Für den Bau der Bühne mussten die Räume vom Kellergeschoss bis zum Obergeschoss leergezogen werden. Nun ermöglicht die erweiterungsfähige Lüftungsanlage den Betrieb der HySPRINT-Labore und des KOALA-Labors sowie den Ausbau weiterer moderner Labore im Haus. Außerdem bietet die Technikbühne die technischen Voraussetzungen, um Photovoltaik-Anlage auf dem Dach installieren zu können.

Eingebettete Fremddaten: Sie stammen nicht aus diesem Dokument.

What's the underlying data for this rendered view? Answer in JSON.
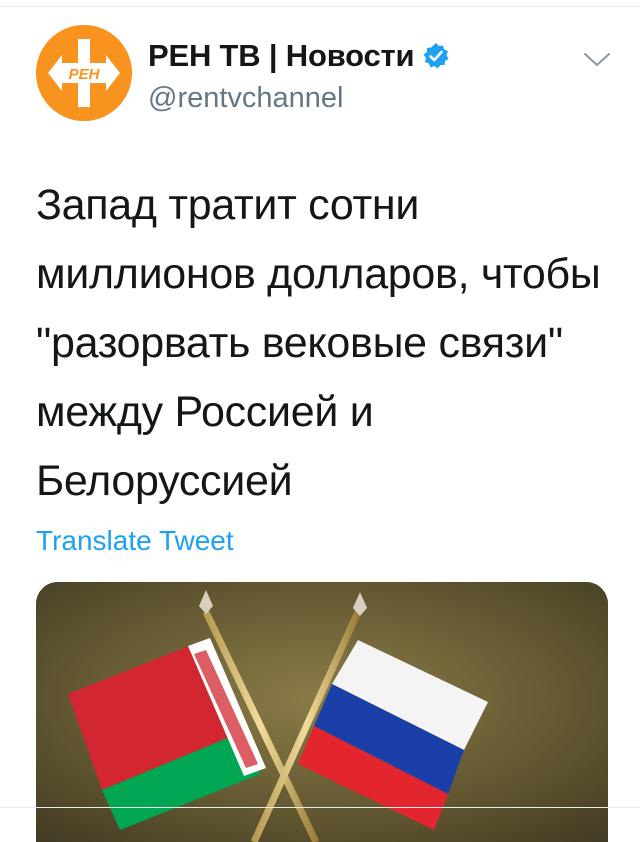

Eva Unger, Steve Albrecht und Antonio Abate luden zur Eröffnung zu einer Grillparty ein und bedankten sich bei allen Mitstreiter*innen, die beim Umbau des Gebäudes geholfen haben. In ihren kurzen Ansprachen blickten sie auch auf die Geschichte des Gebäudes zurück. Sie würdigten die Forschung, die im ehemaligen Institut für Siliziumphotovoltaik stattgefunden und zum Renommee des HZB wesentlich beigetragen hatte. Mit der Perowskit-Forschung und den Weltrekorden hat längst eine neue Ära begonnen. Für ihre herausragende Forschung zu neuartigen Perowskit-Materialien hatten die Forschungsteams im September 2023 den ersten Helmholtz High Impact Award gewonnen.